La grandeza de Lezama (no sólo física, pues era un hombre alto y de muchas libras, consumado devoto de la buena mesa y de los espléndidos habanos) literaria y humana, está más que consignada en cientos y cientos de páginas que se han publicado sobre su persona y su obra.
Un libro obligado de la literatura hispanoamericana es, sin duda, su novela “Paradiso” (1966), que le dio fama continental y que también le acarreó las injustas condenas del régimen político de su patria.
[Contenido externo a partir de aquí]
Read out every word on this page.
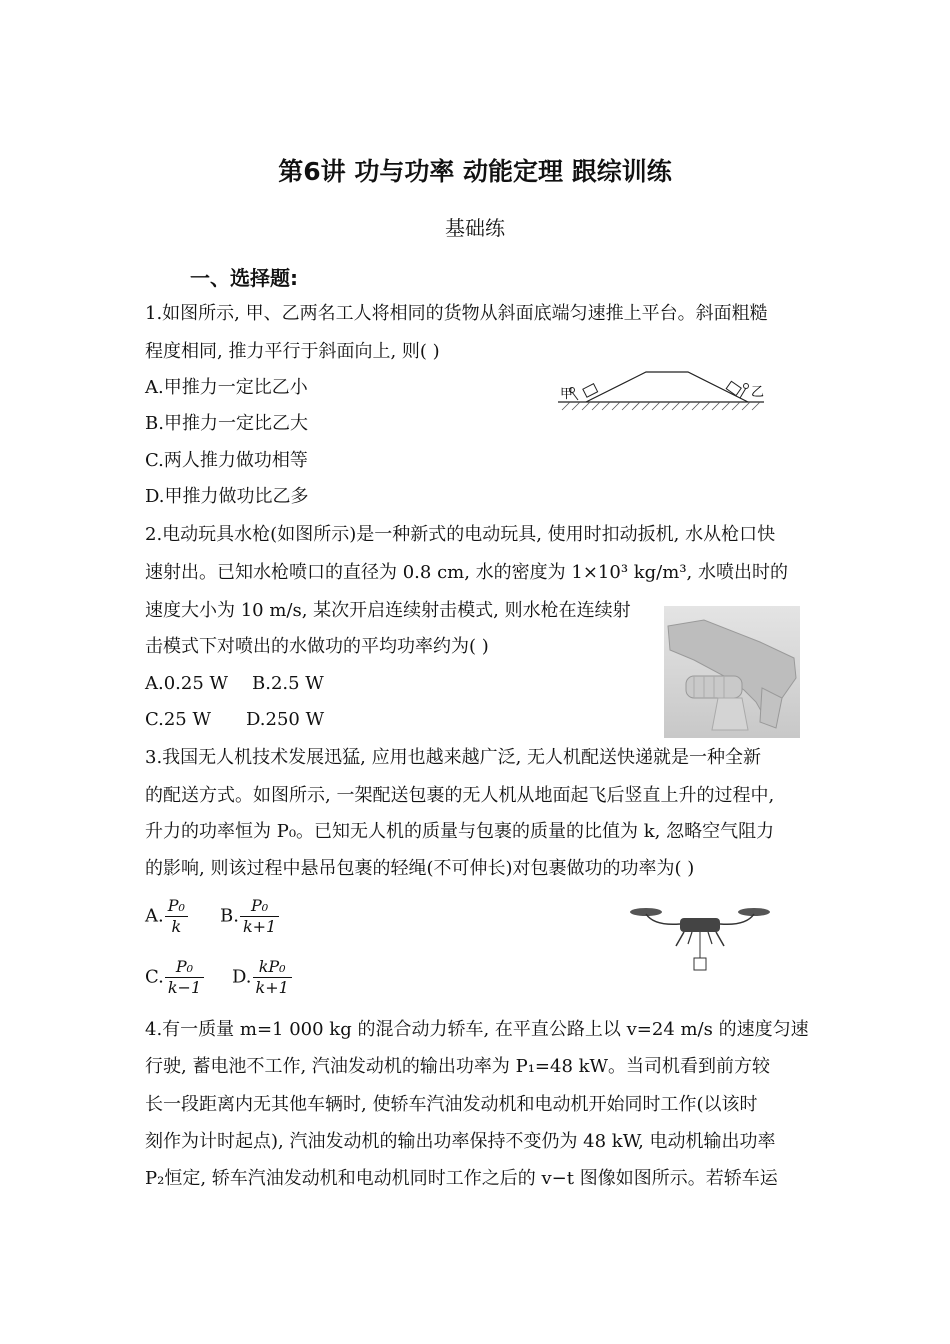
第6讲 功与功率 动能定理 跟综训练
基础练
一、选择题:
1.如图所示, 甲、乙两名工人将相同的货物从斜面底端匀速推上平台。斜面粗糙
程度相同, 推力平行于斜面向上, 则( )
A.甲推力一定比乙小
B.甲推力一定比乙大
C.两人推力做功相等
D.甲推力做功比乙多
甲	乙
2.电动玩具水枪(如图所示)是一种新式的电动玩具, 使用时扣动扳机, 水从枪口快
速射出。已知水枪喷口的直径为 0.8 cm, 水的密度为 1×10³ kg/m³, 水喷出时的
速度大小为 10 m/s, 某次开启连续射击模式, 则水枪在连续射
击模式下对喷出的水做功的平均功率约为( )
A.0.25 W B.2.5 W
C.25 W D.250 W
3.我国无人机技术发展迅猛, 应用也越来越广泛, 无人机配送快递就是一种全新
的配送方式。如图所示, 一架配送包裹的无人机从地面起飞后竖直上升的过程中,
升力的功率恒为 P₀。已知无人机的质量与包裹的质量的比值为 k, 忽略空气阻力
的影响, 则该过程中悬吊包裹的轻绳(不可伸长)对包裹做功的功率为( )
A. $\frac{\text{P₀}}{k} B$. $\frac{\text{P₀}}{k+1}$
C. $\frac{\text{P₀}}{k-1} D$. $\frac{\text{kP₀}}{k+1}$
4.有一质量 m=1 000 kg 的混合动力轿车, 在平直公路上以 v=24 m/s 的速度匀速
行驶, 蓄电池不工作, 汽油发动机的输出功率为 P₁=48 kW。当司机看到前方较
长一段距离内无其他车辆时, 使轿车汽油发动机和电动机开始同时工作(以该时
刻作为计时起点), 汽油发动机的输出功率保持不变仍为 48 kW, 电动机输出功率
P₂恒定, 轿车汽油发动机和电动机同时工作之后的 v−t 图像如图所示。若轿车运
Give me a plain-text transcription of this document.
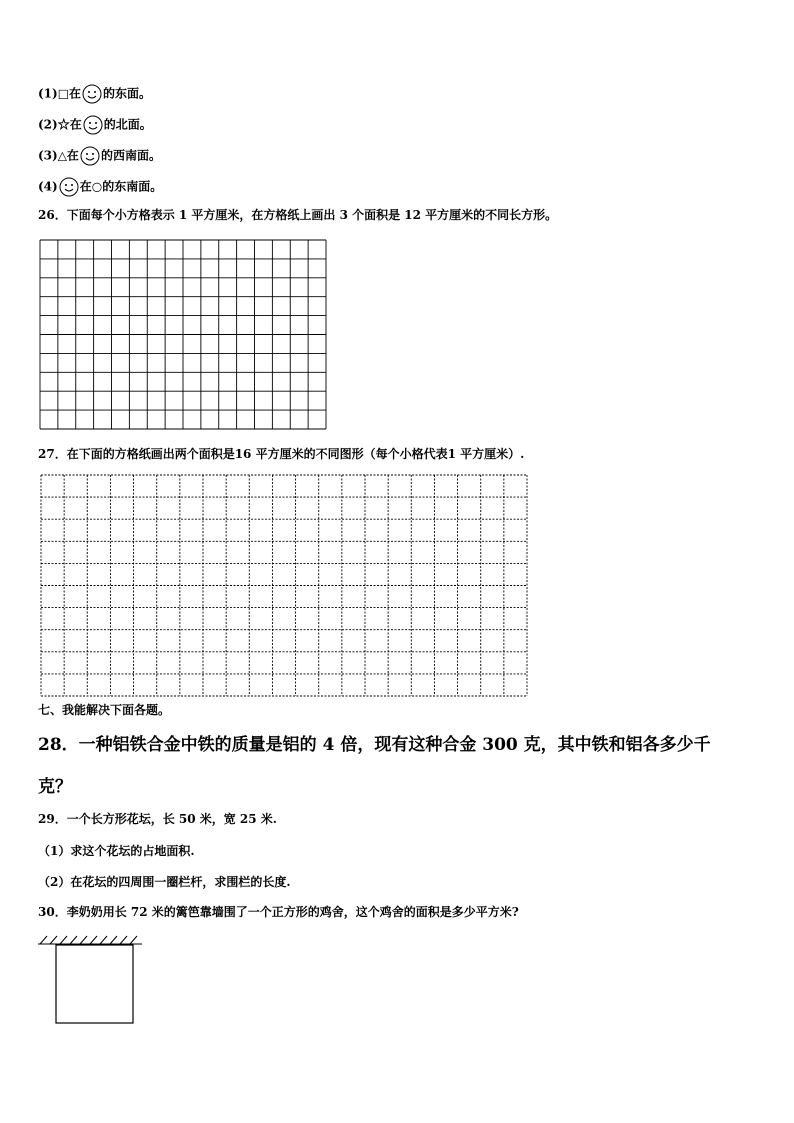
(1)□在 的东面。
(2)☆在 的北面。
(3)△在 的西南面。
(4) 在○的东南面。
26．下面每个小方格表示 1 平方厘米，在方格纸上画出 3 个面积是 12 平方厘米的不同长方形。
27．在下面的方格纸画出两个面积是16 平方厘米的不同图形（每个小格代表1 平方厘米）.
七、我能解决下面各题。
28．一种铝铁合金中铁的质量是铝的 4 倍，现有这种合金 300 克，其中铁和铝各多少千
克？
29．一个长方形花坛，长 50 米，宽 25 米.
（1）求这个花坛的占地面积.
（2）在花坛的四周围一圈栏杆，求围栏的长度.
30．李奶奶用长 72 米的篱笆靠墙围了一个正方形的鸡舍，这个鸡舍的面积是多少平方米?
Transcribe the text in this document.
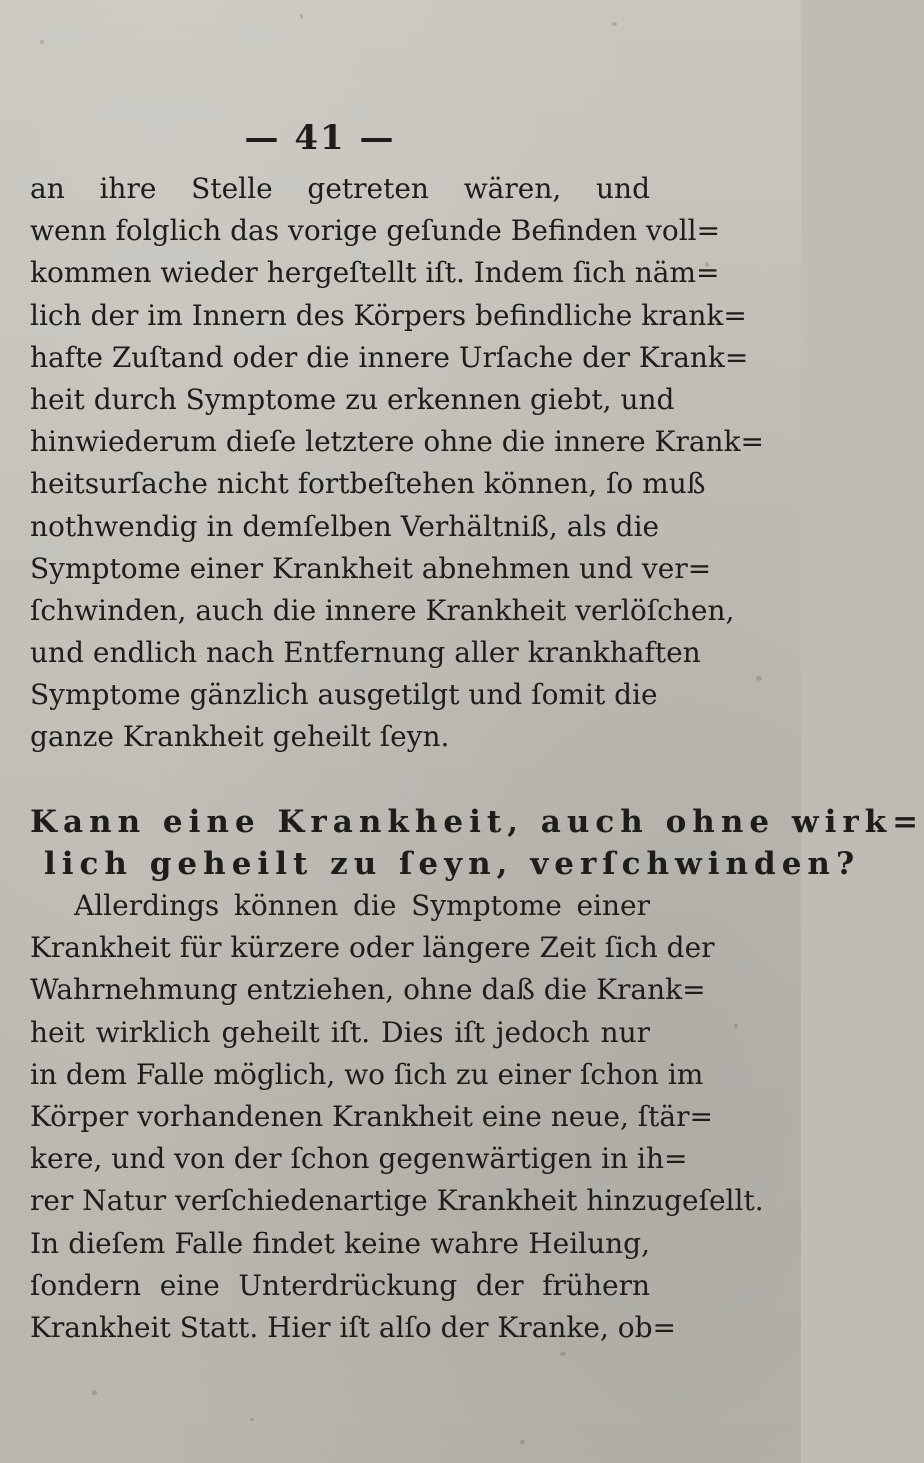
— 41 —
an ihre Stelle getreten wären, und
wenn folglich das vorige geſunde Befinden voll=
kommen wieder hergeſtellt iſt. Indem ſich näm=
lich der im Innern des Körpers befindliche krank=
hafte Zuſtand oder die innere Urſache der Krank=
heit durch Symptome zu erkennen giebt, und
hinwiederum dieſe letztere ohne die innere Krank=
heitsurſache nicht fortbeſtehen können, ſo muß
nothwendig in demſelben Verhältniß, als die
Symptome einer Krankheit abnehmen und ver=
ſchwinden, auch die innere Krankheit verlöſchen,
und endlich nach Entfernung aller krankhaften
Symptome gänzlich ausgetilgt und ſomit die
ganze Krankheit geheilt ſeyn.
Kann eine Krankheit, auch ohne wirk=
lich geheilt zu ſeyn, verſchwinden?
Allerdings können die Symptome einer
Krankheit für kürzere oder längere Zeit ſich der
Wahrnehmung entziehen, ohne daß die Krank=
heit wirklich geheilt iſt. Dies iſt jedoch nur
in dem Falle möglich, wo ſich zu einer ſchon im
Körper vorhandenen Krankheit eine neue, ſtär=
kere, und von der ſchon gegenwärtigen in ih=
rer Natur verſchiedenartige Krankheit hinzugeſellt.
In dieſem Falle findet keine wahre Heilung,
ſondern eine Unterdrückung der frühern
Krankheit Statt. Hier iſt alſo der Kranke, ob=
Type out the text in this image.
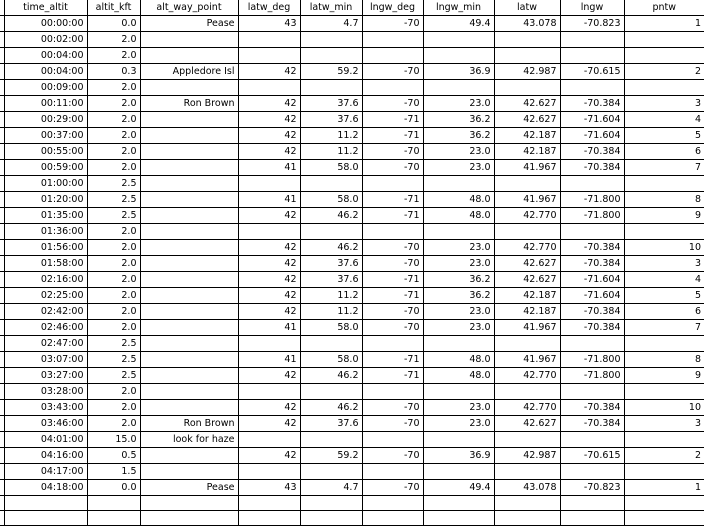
	time_altit	altit_kft	alt_way_point	latw_deg	latw_min	lngw_deg	lngw_min	latw	lngw	pntw
	00:00:00	0.0	Pease	43	4.7	-70	49.4	43.078	-70.823	1
	00:02:00	2.0								
	00:04:00	2.0								
	00:04:00	0.3	Appledore Isl	42	59.2	-70	36.9	42.987	-70.615	2
	00:09:00	2.0								
	00:11:00	2.0	Ron Brown	42	37.6	-70	23.0	42.627	-70.384	3
	00:29:00	2.0		42	37.6	-71	36.2	42.627	-71.604	4
	00:37:00	2.0		42	11.2	-71	36.2	42.187	-71.604	5
	00:55:00	2.0		42	11.2	-70	23.0	42.187	-70.384	6
	00:59:00	2.0		41	58.0	-70	23.0	41.967	-70.384	7
	01:00:00	2.5								
	01:20:00	2.5		41	58.0	-71	48.0	41.967	-71.800	8
	01:35:00	2.5		42	46.2	-71	48.0	42.770	-71.800	9
	01:36:00	2.0								
	01:56:00	2.0		42	46.2	-70	23.0	42.770	-70.384	10
	01:58:00	2.0		42	37.6	-70	23.0	42.627	-70.384	3
	02:16:00	2.0		42	37.6	-71	36.2	42.627	-71.604	4
	02:25:00	2.0		42	11.2	-71	36.2	42.187	-71.604	5
	02:42:00	2.0		42	11.2	-70	23.0	42.187	-70.384	6
	02:46:00	2.0		41	58.0	-70	23.0	41.967	-70.384	7
	02:47:00	2.5								
	03:07:00	2.5		41	58.0	-71	48.0	41.967	-71.800	8
	03:27:00	2.5		42	46.2	-71	48.0	42.770	-71.800	9
	03:28:00	2.0								
	03:43:00	2.0		42	46.2	-70	23.0	42.770	-70.384	10
	03:46:00	2.0	Ron Brown	42	37.6	-70	23.0	42.627	-70.384	3
	04:01:00	15.0	look for haze							
	04:16:00	0.5		42	59.2	-70	36.9	42.987	-70.615	2
	04:17:00	1.5								
	04:18:00	0.0	Pease	43	4.7	-70	49.4	43.078	-70.823	1
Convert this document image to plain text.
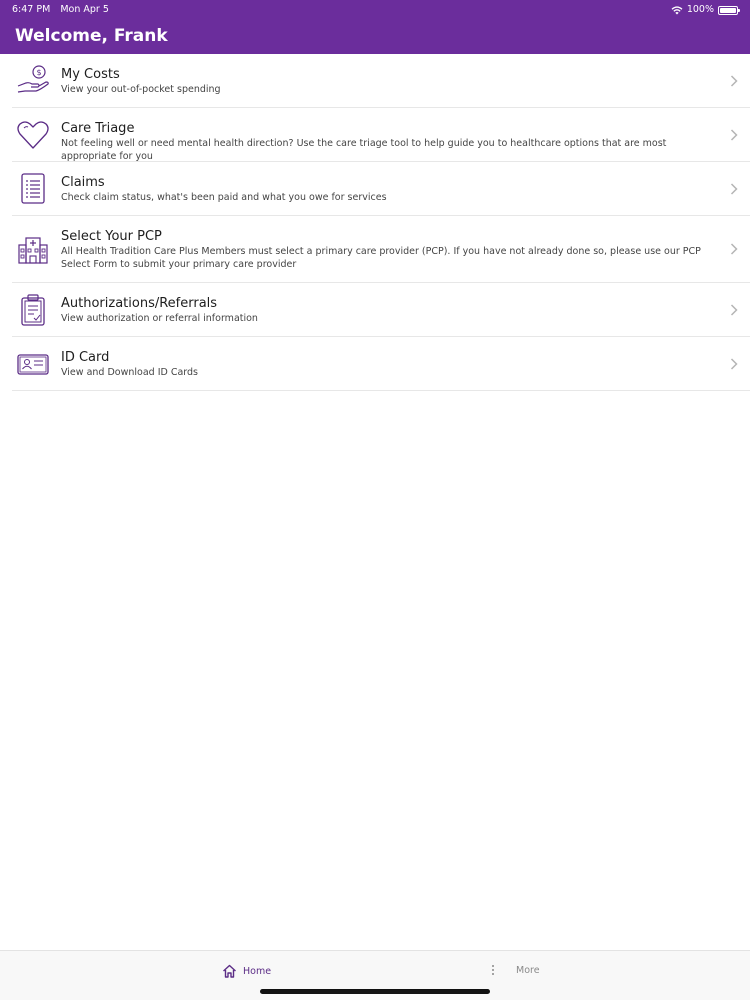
6:47 PM Mon Apr 5	100%
Welcome, Frank
$ My Costs
View your out-of-pocket spending
Care Triage
Not feeling well or need mental health direction? Use the care triage tool to help guide you to healthcare options that are most appropriate for you
Claims
Check claim status, what's been paid and what you owe for services
Select Your PCP
All Health Tradition Care Plus Members must select a primary care provider (PCP). If you have not already done so, please use our PCP Select Form to submit your primary care provider
Authorizations/Referrals
View authorization or referral information
ID Card
View and Download ID Cards
Home	More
Así mismo, Lezama desarrolló una intensa labor como editor de la mítica revista “Orígenes” (1944-1956, 40 números), valioso registro literario-artístico, cubano y universal, de mediados del siglo XX.
De su volumen de poemas “Fragmentos a su imán”, dejamos, entonces, esta pieza excepcional, y la invitación, para que los jóvenes escritores de nuestro país y del mundo, vayan a la obra de Lezama, donde la realidad inmediata se ve opacada, por la inmortalidad de esa otra realidad, más firme, brillante y eterna: “Estar en la noche/esperando una visita,/o no esperando nada/ y ver como el sillón lentamente/va avanzando hasta alejarse de la lámpara./Sentirse más adherido a la madera/ mientras el movimiento del sillón/ va inquietando los huesos escondidos,/ como si quisiéramos que no fueran vistos/ por aquellos que van a llegar./ Los cigarros van reemplazando/ los ojos de los que no van a llegar./Colocamos el pañuelo/ sobre el cenicero para que no se vea/el fondo de su cristal,/ los dientes de sus bordes,/ los colores que imitan los dedos/sacudiendo la ausencia y la presencia/ en las entrañas que van a ser sopladas./ La visita o la nada/ cubiertas por el pañuelo,/ como el llegar de la lluvia/ para oídos lejanos,/saltan del cenicero,/preparando la eternidad/de sus pisadas o se organizan/ inclinándose sobre un montón de hojas,/que chisporrotean sobre el jarrón/de la abuela,/huyendo del cenicero”. (Poema “Esperar la ausencia”, 14 de mayo de 1974, tomado de: “Fragmentos a su imán”, publicación posterior a su muerte).